It used to be that she could walk into any room, with the exception of the President’s Oval Office, and make it her own.

Now there was no exception.

She knew power, and she knew how to grasp onto it and never let it go. Clinging to power was like scaling the towers of fairytales, except they were coated with thorny brambles that one would be forced to grasp with their naked palm. It was like climbing and continuing on even when their hands broke and bled. Yes, the route to power was bloodstained - at least, hers was.

It was a struggle that those like her predecessor would never comprehend.

He was born into a wealthy political dynasty, which was essentially equivalent to being born inside the tower and being given a set of gilded stairs that one could make a leisurely climb up. Him and his ludicrous brother. And they, especially the brother, had had the gall to treat her as if she was an ignorant lout. She knew she wasn’t wrong. She’d seen the way they would speak slower if it was to her, adopt the vocabulary of a highschooler and avoid anything technical altogether.

God’s sake, she wasn’t stupid, she wasn’t! She’d studied every book she could get her hands on inside out just so she could compete with those Ivy League scholars. She’d studied debate techniques, public speaking, everything! Factoids and statistics and anecdotes and fancy words - all crammed into her head all because she simply had to outsmart whoever she was talking to, and especially…him.

What was her sin? Was it that she had been born in the Hill Country instead of a glamorous Massachusetts home? Or was it that she had been born a woman instead of a man?

It didn’t matter now. The people who said that a girl trying to play politics would never amount to anything weren’t here. The people who said that a female senator was only good for looking pretty while voting weren’t here. The people who said that her appointment as Vice President was nothing more than John Kennedy’s cruel joke that could have cost him the election weren’t here. But she was.

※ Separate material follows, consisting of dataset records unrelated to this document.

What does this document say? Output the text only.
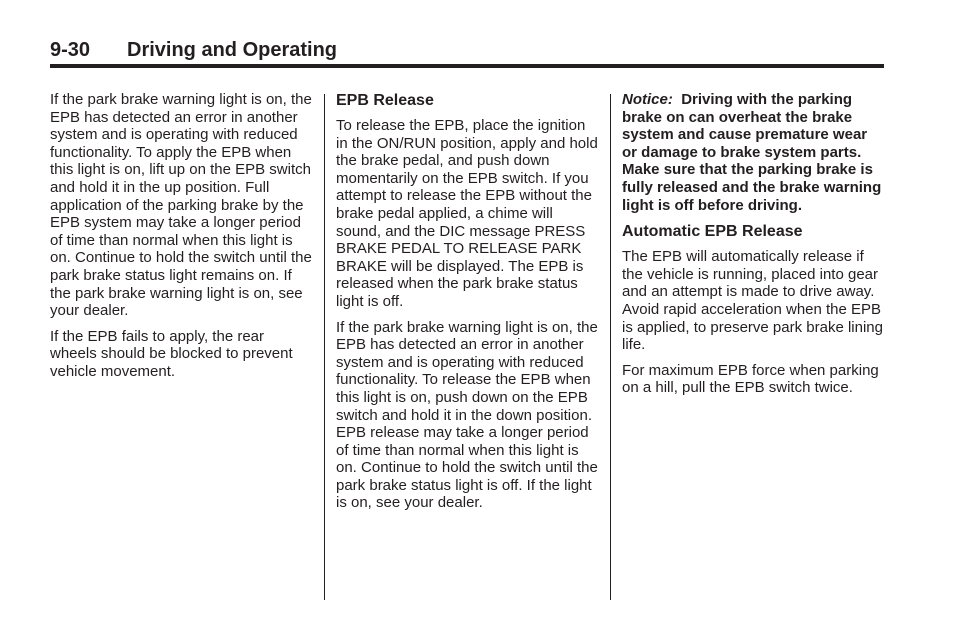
9-30 Driving and Operating

If the park brake warning light is on, the EPB has detected an error in another system and is operating with reduced functionality. To apply the EPB when this light is on, lift up on the EPB switch and hold it in the up position. Full application of the parking brake by the EPB system may take a longer period of time than normal when this light is on. Continue to hold the switch until the park brake status light remains on. If the park brake warning light is on, see your dealer.

If the EPB fails to apply, the rear wheels should be blocked to prevent vehicle movement.

EPB Release

To release the EPB, place the ignition in the ON/RUN position, apply and hold the brake pedal, and push down momentarily on the EPB switch. If you attempt to release the EPB without the brake pedal applied, a chime will sound, and the DIC message PRESS BRAKE PEDAL TO RELEASE PARK BRAKE will be displayed. The EPB is released when the park brake status light is off.

If the park brake warning light is on, the EPB has detected an error in another system and is operating with reduced functionality. To release the EPB when this light is on, push down on the EPB switch and hold it in the down position. EPB release may take a longer period of time than normal when this light is on. Continue to hold the switch until the park brake status light is off. If the light is on, see your dealer.

Notice: Driving with the parking brake on can overheat the brake system and cause premature wear or damage to brake system parts. Make sure that the parking brake is fully released and the brake warning light is off before driving.

Automatic EPB Release

The EPB will automatically release if the vehicle is running, placed into gear and an attempt is made to drive away. Avoid rapid acceleration when the EPB is applied, to preserve park brake lining life.

For maximum EPB force when parking on a hill, pull the EPB switch twice.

She had to address the Senate tomorrow.

John Kennedy was dead. God, he was dead.

She was here because a man had been murdered. She didn’t know power at all. Her power was an accident. What was she doing here?

Self doubt was a feminine weakness. So was crying. Cry, and the papers would call you an emotional wreck of a woman who shouldn’t even be near Washington. Doubt yourself, and your foes would rejoice, because you had proved them right all along. Indecision was a feminine vice, but what else was she to do?

Grace was a feminine virtue. Like Jackie. She was the epitome of grace. If only more men were like her.

She wasn’t graceful. She had long since known and accepted that. Could you whip votes by speaking softly and kindly to men who thought that being soft and kind were more feminine weaknesses? You had to plead with them, threaten them, charm them, grab them by the lapels and intimidate them, stare deep into their eyes and wheedle their secrets out of them. The papers never forgave her for daring to do the same things as a man.

And if she wasn't careful, everything would come crashing down on her.

Chapter 2: On Selection

Chapter Text

The President sat alone in the Oval Office, waiting for the two challengers to arrive.

Hubert would probably arrive early. He was so desperate and eager to please her. It was incredibly sweet and endearing. Of course, it was natural given everything that she had done for him: it was her who had taken him in when he had been ostracised in the Senate and had given him the tools he needed to survive the cutthroat world of Washington politics. He’d called her a ‘lady who makes a gentleman like what he’s being taught’, and his flattery wasn’t of a superficial kind either: she could tell that her most diligent student was nothing if not devoted to her. That was the kind of loyalty she needed and deserved in a Vice President.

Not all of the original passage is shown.